Interdental fricatives in PDE correspond to stops, voiced ("odder", "dem", "da", "widdout") and voiceless ("wit", "tink").

But there are interdental fricatives! "the line between dem who say ..." and "people wit authority".

Loss of /t/ and /d/ in (some) syllable-final consonant clusters: "She wan you tuh tink", "before anyone lissenup"; "what kina English", "politicians an schoolteachers".

But: "dem who say dey speak "correct" English", "is just da line between ...", "tuh remind us", "in da first place"

Copula deletion: "why she talkin English", "She smart".

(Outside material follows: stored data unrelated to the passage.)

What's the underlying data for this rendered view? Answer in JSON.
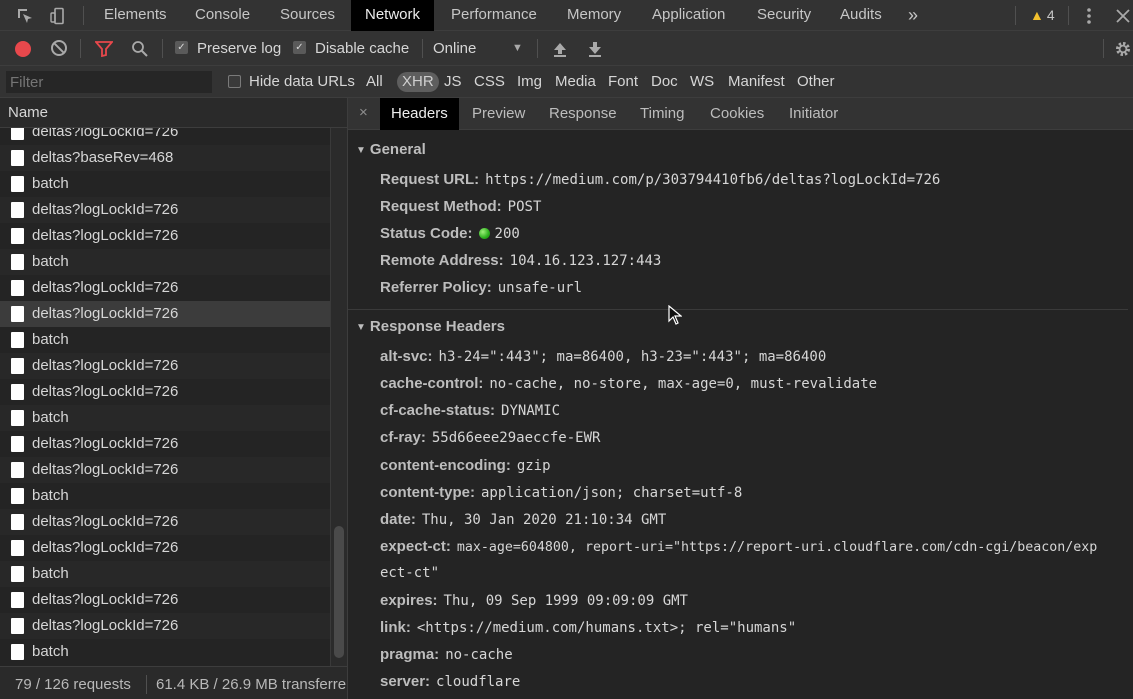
{
  "tabbar": {
    "tabs": [
      "Elements",
      "Console",
      "Sources",
      "Network",
      "Performance",
      "Memory",
      "Application",
      "Security",
      "Audits"
    ],
    "active_tab": "Network",
    "more": "»",
    "warning_count": "4"
  },
  "toolbar": {
    "preserve_log": "Preserve log",
    "disable_cache": "Disable cache",
    "throttle": "Online"
  },
  "filterbar": {
    "placeholder": "Filter",
    "hide_data_urls": "Hide data URLs",
    "types": [
      "All",
      "XHR",
      "JS",
      "CSS",
      "Img",
      "Media",
      "Font",
      "Doc",
      "WS",
      "Manifest",
      "Other"
    ],
    "active_type": "XHR"
  },
  "requests": {
    "header": "Name",
    "rows": [
      "deltas?logLockId=726",
      "deltas?baseRev=468",
      "batch",
      "deltas?logLockId=726",
      "deltas?logLockId=726",
      "batch",
      "deltas?logLockId=726",
      "deltas?logLockId=726",
      "batch",
      "deltas?logLockId=726",
      "deltas?logLockId=726",
      "batch",
      "deltas?logLockId=726",
      "deltas?logLockId=726",
      "batch",
      "deltas?logLockId=726",
      "deltas?logLockId=726",
      "batch",
      "deltas?logLockId=726",
      "deltas?logLockId=726",
      "batch"
    ],
    "selected_index": 7,
    "summary_count": "79 / 126 requests",
    "summary_size": "61.4 KB / 26.9 MB transferre"
  },
  "details": {
    "close": "×",
    "tabs": [
      "Headers",
      "Preview",
      "Response",
      "Timing",
      "Cookies",
      "Initiator"
    ],
    "active_tab": "Headers",
    "general_title": "General",
    "general": [
      {
        "k": "Request URL:",
        "v": "https://medium.com/p/303794410fb6/deltas?logLockId=726"
      },
      {
        "k": "Request Method:",
        "v": "POST"
      },
      {
        "k": "Status Code:",
        "v": "200"
      },
      {
        "k": "Remote Address:",
        "v": "104.16.123.127:443"
      },
      {
        "k": "Referrer Policy:",
        "v": "unsafe-url"
      }
    ],
    "response_title": "Response Headers",
    "response": [
      {
        "k": "alt-svc:",
        "v": "h3-24=\":443\"; ma=86400, h3-23=\":443\"; ma=86400"
      },
      {
        "k": "cache-control:",
        "v": "no-cache, no-store, max-age=0, must-revalidate"
      },
      {
        "k": "cf-cache-status:",
        "v": "DYNAMIC"
      },
      {
        "k": "cf-ray:",
        "v": "55d66eee29aeccfe-EWR"
      },
      {
        "k": "content-encoding:",
        "v": "gzip"
      },
      {
        "k": "content-type:",
        "v": "application/json; charset=utf-8"
      },
      {
        "k": "date:",
        "v": "Thu, 30 Jan 2020 21:10:34 GMT"
      },
      {
        "k": "expect-ct:",
        "v": "max-age=604800, report-uri=\"https://report-uri.cloudflare.com/cdn-cgi/beacon/exp",
        "v2": "ect-ct\""
      },
      {
        "k": "expires:",
        "v": "Thu, 09 Sep 1999 09:09:09 GMT"
      },
      {
        "k": "link:",
        "v": "<https://medium.com/humans.txt>; rel=\"humans\""
      },
      {
        "k": "pragma:",
        "v": "no-cache"
      },
      {
        "k": "server:",
        "v": "cloudflare"
      }
    ]
  }
}
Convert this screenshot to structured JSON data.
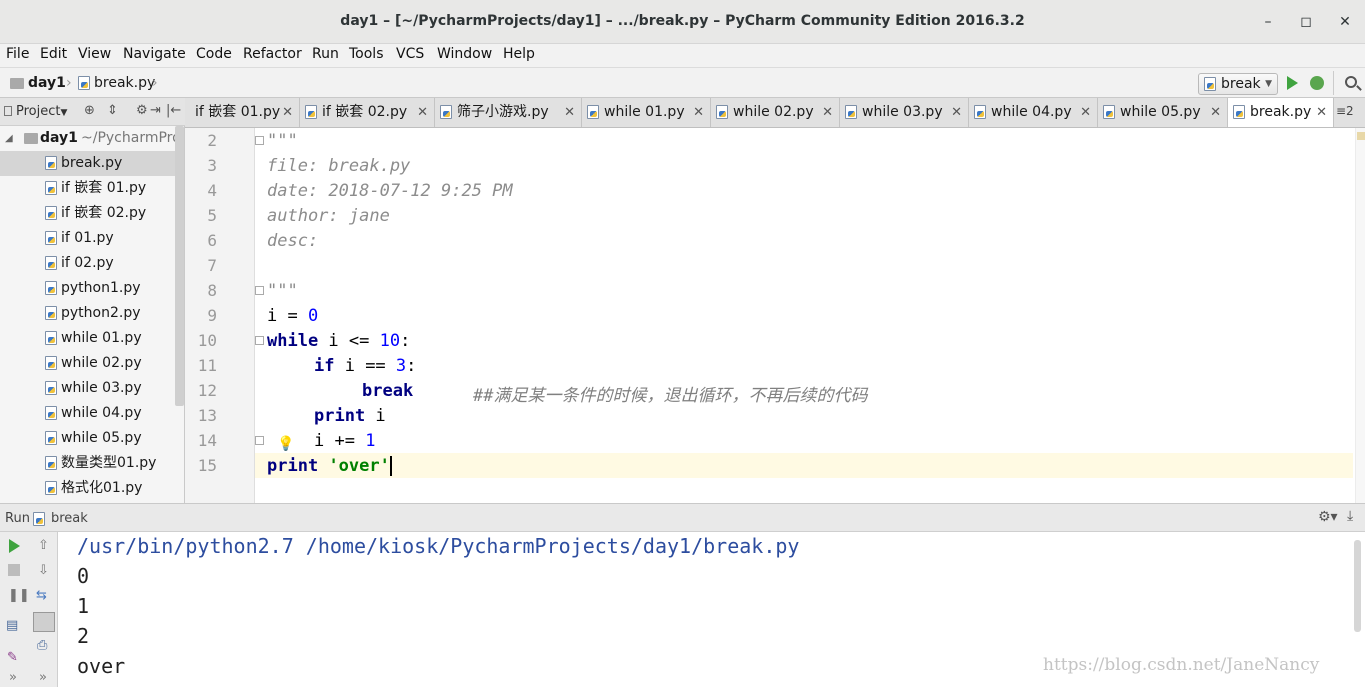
{
  "window": {
    "title": "day1 – [~/PycharmProjects/day1] – .../break.py – PyCharm Community Edition 2016.3.2",
    "minimize": "–",
    "maximize": "◻",
    "close": "✕"
  },
  "menu": [
    "File",
    "Edit",
    "View",
    "Navigate",
    "Code",
    "Refactor",
    "Run",
    "Tools",
    "VCS",
    "Window",
    "Help"
  ],
  "breadcrumb": {
    "project": "day1",
    "file": "break.py"
  },
  "run_config": {
    "name": "break"
  },
  "project_panel": {
    "label": "Project",
    "root": {
      "name": "day1",
      "path": "~/PycharmProje"
    },
    "files": [
      "break.py",
      "if 嵌套 01.py",
      "if 嵌套 02.py",
      "if 01.py",
      "if 02.py",
      "python1.py",
      "python2.py",
      "while 01.py",
      "while 02.py",
      "while 03.py",
      "while 04.py",
      "while 05.py",
      "数量类型01.py",
      "格式化01.py"
    ],
    "selected_index": 0
  },
  "tabs": [
    {
      "label": "if 嵌套 01.py",
      "active": false
    },
    {
      "label": "if 嵌套 02.py",
      "active": false
    },
    {
      "label": "筛子小游戏.py",
      "active": false
    },
    {
      "label": "while 01.py",
      "active": false
    },
    {
      "label": "while 02.py",
      "active": false
    },
    {
      "label": "while 03.py",
      "active": false
    },
    {
      "label": "while 04.py",
      "active": false
    },
    {
      "label": "while 05.py",
      "active": false
    },
    {
      "label": "break.py",
      "active": true
    }
  ],
  "tabs_overflow": "≡2",
  "editor": {
    "line_numbers": [
      "2",
      "3",
      "4",
      "5",
      "6",
      "7",
      "8",
      "9",
      "10",
      "11",
      "12",
      "13",
      "14",
      "15"
    ],
    "doc_quote": "\"\"\"",
    "doc_file": "file: break.py",
    "doc_date": "date: 2018-07-12 9:25 PM",
    "doc_author": "author: jane",
    "doc_desc": "desc:",
    "l9": {
      "var": "i",
      "op": " = ",
      "num": "0"
    },
    "l10": {
      "kw": "while",
      "rest": " i <= ",
      "num": "10",
      "tail": ":"
    },
    "l11": {
      "kw": "if",
      "rest": " i == ",
      "num": "3",
      "tail": ":"
    },
    "l12": {
      "kw": "break",
      "comment": "##满足某一条件的时候，退出循环，不再后续的代码"
    },
    "l13": {
      "kw": "print",
      "rest": " i"
    },
    "l14": {
      "text": "i += ",
      "num": "1"
    },
    "l15": {
      "kw": "print",
      "str": "'over'"
    }
  },
  "run_panel": {
    "label": "Run",
    "config": "break",
    "output": [
      "/usr/bin/python2.7 /home/kiosk/PycharmProjects/day1/break.py",
      "0",
      "1",
      "2",
      "over"
    ]
  },
  "watermark": "https://blog.csdn.net/JaneNancy"
}
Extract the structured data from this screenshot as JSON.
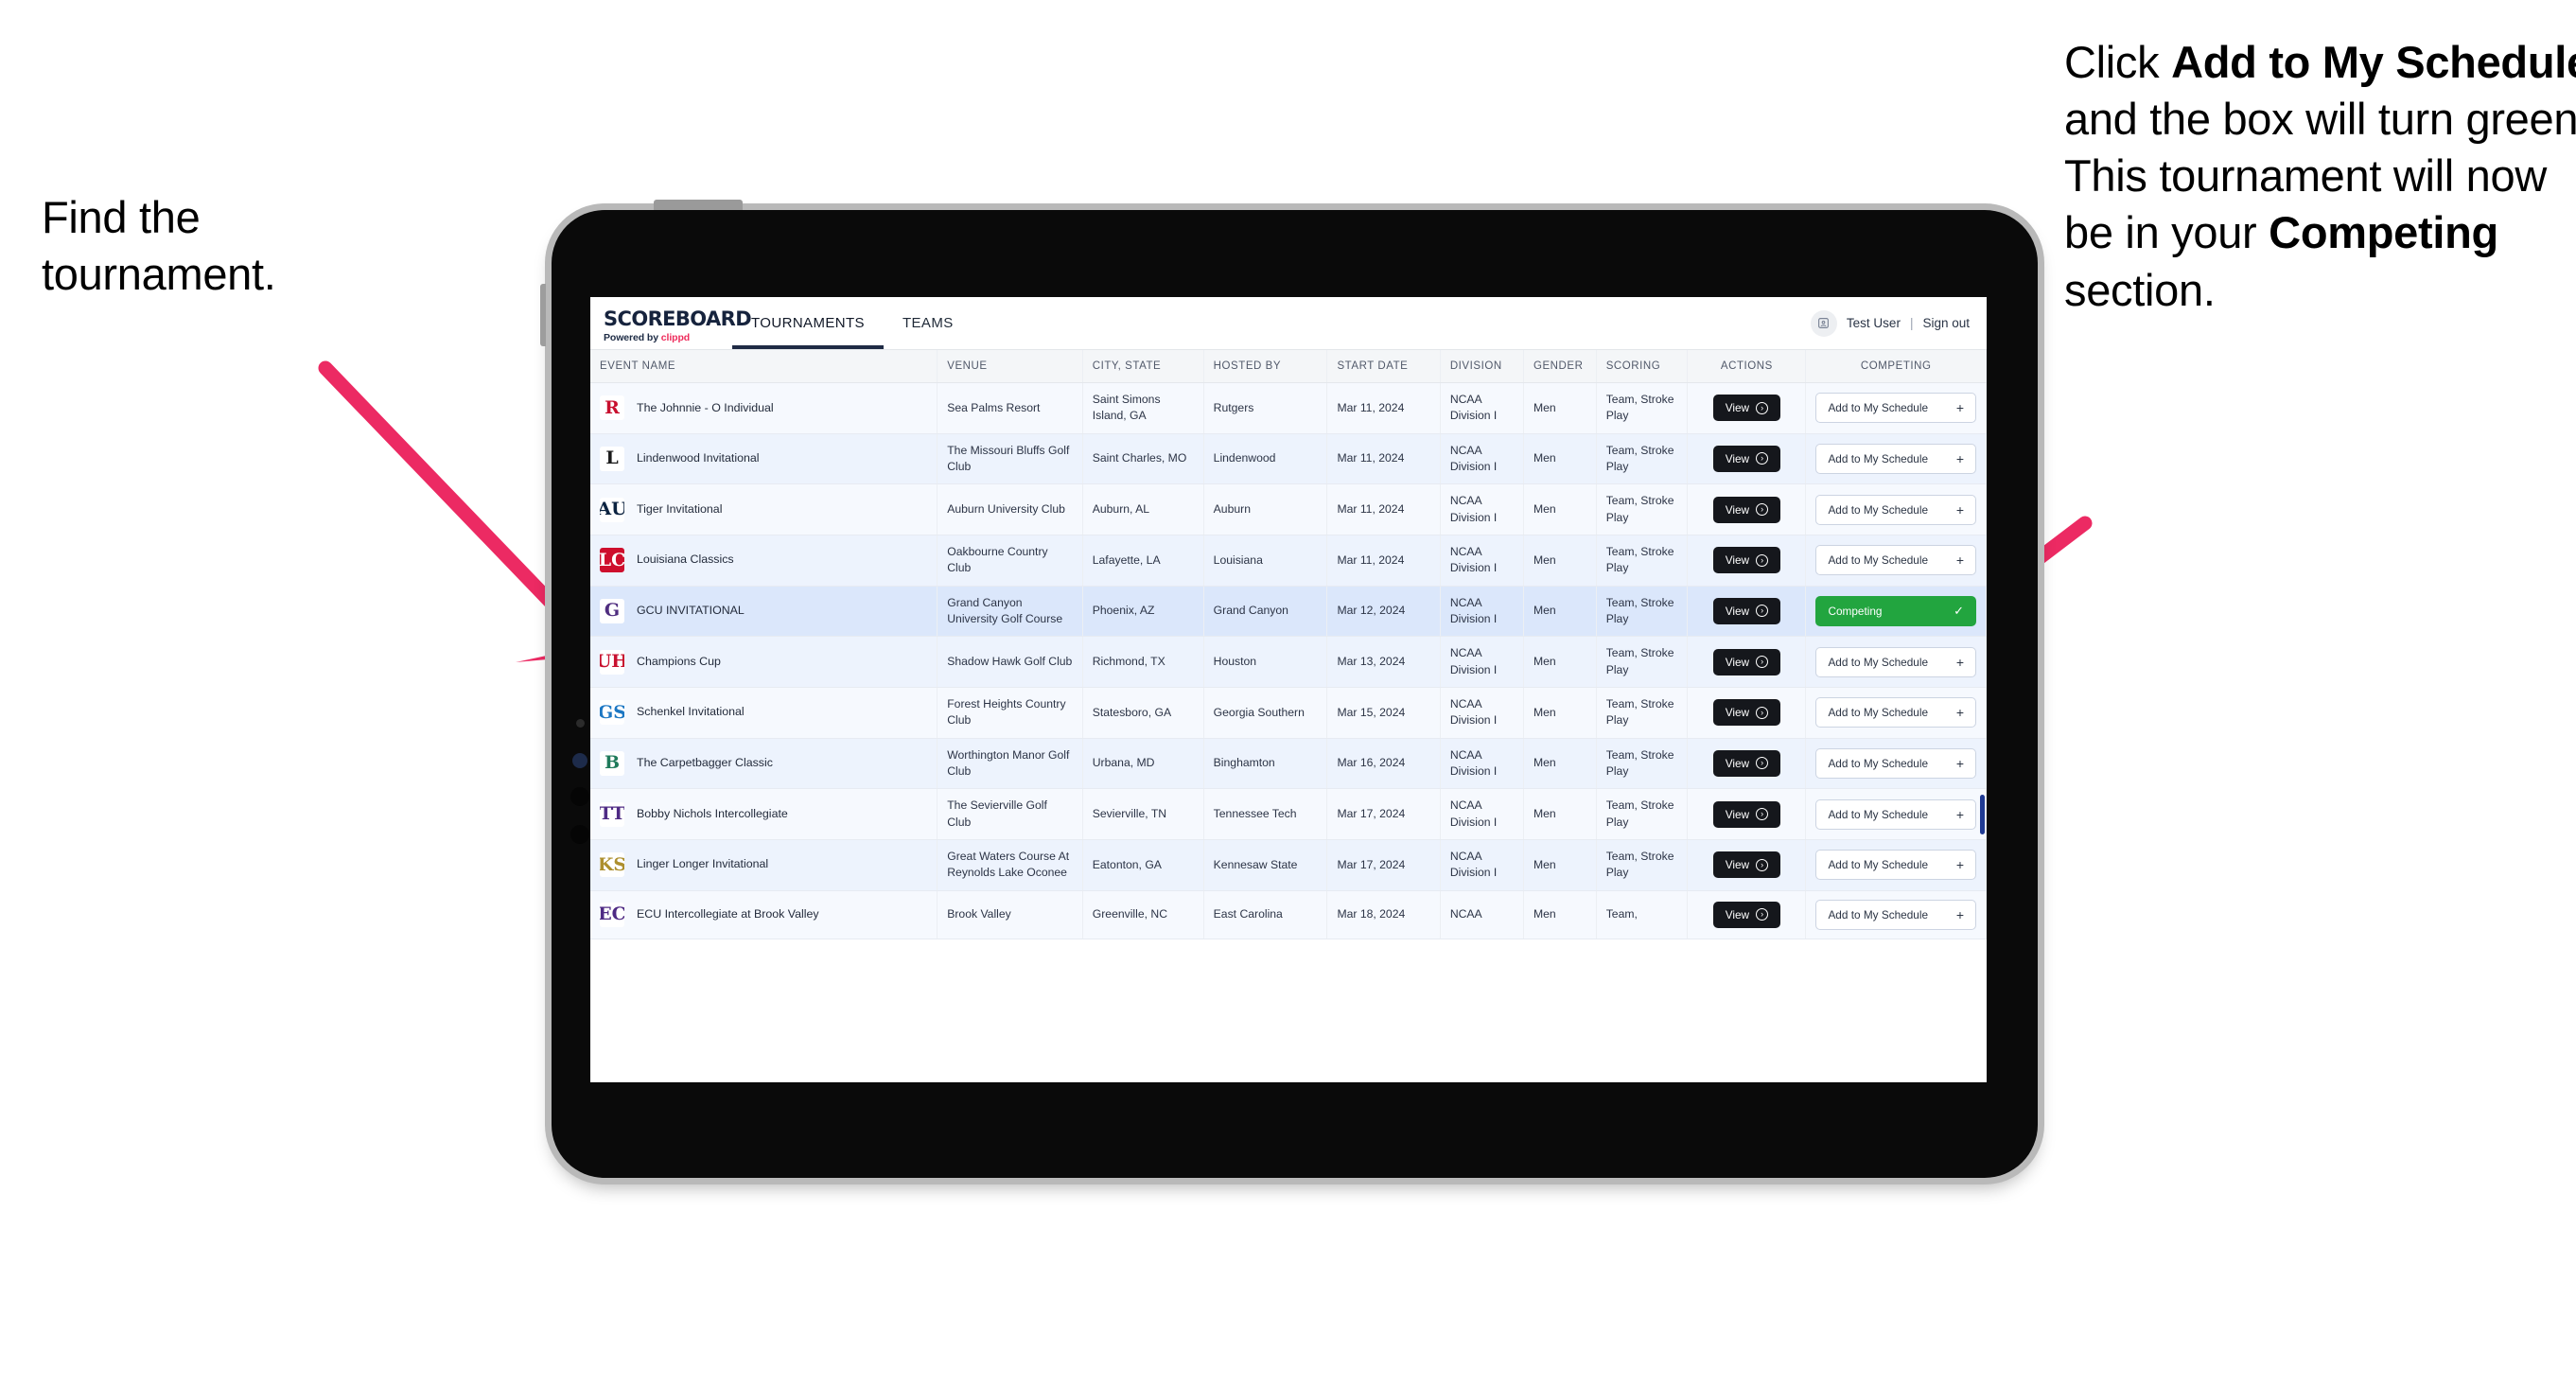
{
  "annotations": {
    "left": {
      "lines": [
        "Find the",
        "tournament."
      ]
    },
    "right": {
      "pre1": "Click ",
      "bold1": "Add to My Schedule",
      "mid1": " and the box will turn green. This tournament will now be in your ",
      "bold2": "Competing",
      "post": " section."
    },
    "arrow_color": "#ec2a63"
  },
  "app": {
    "brand": {
      "name": "SCOREBOARD",
      "powered_prefix": "Powered by ",
      "powered_brand": "clippd"
    },
    "nav": [
      {
        "label": "TOURNAMENTS",
        "active": true
      },
      {
        "label": "TEAMS",
        "active": false
      }
    ],
    "account": {
      "avatar_icon": "user-badge-icon",
      "user": "Test User",
      "separator": "|",
      "signout": "Sign out"
    },
    "table": {
      "columns": [
        "EVENT NAME",
        "VENUE",
        "CITY, STATE",
        "HOSTED BY",
        "START DATE",
        "DIVISION",
        "GENDER",
        "SCORING",
        "ACTIONS",
        "COMPETING"
      ],
      "action_label": "View",
      "add_label": "Add to My Schedule",
      "add_icon": "plus-icon",
      "competing_label": "Competing",
      "competing_icon": "check-icon",
      "competing_color": "#22a53f",
      "rows": [
        {
          "logo_text": "R",
          "logo_bg": "#ffffff",
          "logo_fg": "#c8102e",
          "event": "The Johnnie - O Individual",
          "venue": "Sea Palms Resort",
          "city": "Saint Simons Island, GA",
          "host": "Rutgers",
          "date": "Mar 11, 2024",
          "division": "NCAA Division I",
          "gender": "Men",
          "scoring": "Team, Stroke Play",
          "competing": false
        },
        {
          "logo_text": "L",
          "logo_bg": "#ffffff",
          "logo_fg": "#1a1a1a",
          "event": "Lindenwood Invitational",
          "venue": "The Missouri Bluffs Golf Club",
          "city": "Saint Charles, MO",
          "host": "Lindenwood",
          "date": "Mar 11, 2024",
          "division": "NCAA Division I",
          "gender": "Men",
          "scoring": "Team, Stroke Play",
          "competing": false
        },
        {
          "logo_text": "AU",
          "logo_bg": "#ffffff",
          "logo_fg": "#0c2340",
          "event": "Tiger Invitational",
          "venue": "Auburn University Club",
          "city": "Auburn, AL",
          "host": "Auburn",
          "date": "Mar 11, 2024",
          "division": "NCAA Division I",
          "gender": "Men",
          "scoring": "Team, Stroke Play",
          "competing": false
        },
        {
          "logo_text": "LC",
          "logo_bg": "#ce0e2d",
          "logo_fg": "#ffffff",
          "event": "Louisiana Classics",
          "venue": "Oakbourne Country Club",
          "city": "Lafayette, LA",
          "host": "Louisiana",
          "date": "Mar 11, 2024",
          "division": "NCAA Division I",
          "gender": "Men",
          "scoring": "Team, Stroke Play",
          "competing": false
        },
        {
          "logo_text": "G",
          "logo_bg": "#ffffff",
          "logo_fg": "#4f2d7f",
          "event": "GCU INVITATIONAL",
          "venue": "Grand Canyon University Golf Course",
          "city": "Phoenix, AZ",
          "host": "Grand Canyon",
          "date": "Mar 12, 2024",
          "division": "NCAA Division I",
          "gender": "Men",
          "scoring": "Team, Stroke Play",
          "competing": true
        },
        {
          "logo_text": "UH",
          "logo_bg": "#ffffff",
          "logo_fg": "#c8102e",
          "event": "Champions Cup",
          "venue": "Shadow Hawk Golf Club",
          "city": "Richmond, TX",
          "host": "Houston",
          "date": "Mar 13, 2024",
          "division": "NCAA Division I",
          "gender": "Men",
          "scoring": "Team, Stroke Play",
          "competing": false
        },
        {
          "logo_text": "GS",
          "logo_bg": "#ffffff",
          "logo_fg": "#1c77c3",
          "event": "Schenkel Invitational",
          "venue": "Forest Heights Country Club",
          "city": "Statesboro, GA",
          "host": "Georgia Southern",
          "date": "Mar 15, 2024",
          "division": "NCAA Division I",
          "gender": "Men",
          "scoring": "Team, Stroke Play",
          "competing": false
        },
        {
          "logo_text": "B",
          "logo_bg": "#ffffff",
          "logo_fg": "#1f7a5a",
          "event": "The Carpetbagger Classic",
          "venue": "Worthington Manor Golf Club",
          "city": "Urbana, MD",
          "host": "Binghamton",
          "date": "Mar 16, 2024",
          "division": "NCAA Division I",
          "gender": "Men",
          "scoring": "Team, Stroke Play",
          "competing": false
        },
        {
          "logo_text": "TT",
          "logo_bg": "#ffffff",
          "logo_fg": "#4e2a84",
          "event": "Bobby Nichols Intercollegiate",
          "venue": "The Sevierville Golf Club",
          "city": "Sevierville, TN",
          "host": "Tennessee Tech",
          "date": "Mar 17, 2024",
          "division": "NCAA Division I",
          "gender": "Men",
          "scoring": "Team, Stroke Play",
          "competing": false
        },
        {
          "logo_text": "KS",
          "logo_bg": "#ffffff",
          "logo_fg": "#ad8f2e",
          "event": "Linger Longer Invitational",
          "venue": "Great Waters Course At Reynolds Lake Oconee",
          "city": "Eatonton, GA",
          "host": "Kennesaw State",
          "date": "Mar 17, 2024",
          "division": "NCAA Division I",
          "gender": "Men",
          "scoring": "Team, Stroke Play",
          "competing": false
        },
        {
          "logo_text": "EC",
          "logo_bg": "#ffffff",
          "logo_fg": "#4e2a84",
          "event": "ECU Intercollegiate at Brook Valley",
          "venue": "Brook Valley",
          "city": "Greenville, NC",
          "host": "East Carolina",
          "date": "Mar 18, 2024",
          "division": "NCAA",
          "gender": "Men",
          "scoring": "Team,",
          "competing": false
        }
      ]
    }
  }
}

No verb inflection: "She wan you tuh tink", "she use a refrain"

7.

Unidiomatic use (or not) of articles: indefinite ("He is officer") and definite ("the Aspro", "in State Bank").

Unidiomatic use of progressive: "We are always discussing about politics" rather than present habitual "We always discuss politics".

Unidiomatic use of prepositions: "discussing about politics".

In questions, no use of do or inversion: "What you opine?"

Pompous vocabulary: "opine"

Regionalisms: "Aspro".

8.

See Millward 251.

PDE <gh> usually corresponds to OE <h> (the postvocalic allophone of /h/).

After a vowel, OE <h> represented either a voiceless palatal [ç] or velar [x] fricative depending upon whether the vowel it followed was front or back).

After OE it was spelled <gh>.

The OE voiceless fricative either changed to a voiceless labiodental fricative, as in cough,

or disappeared altogether, as in knight,

but spelling is conservative, so the letters remained.

Once <ight> could represent the sounds /it/ or /ayt/, that sound in the non-OE word delit got respelled <delight> by analogy.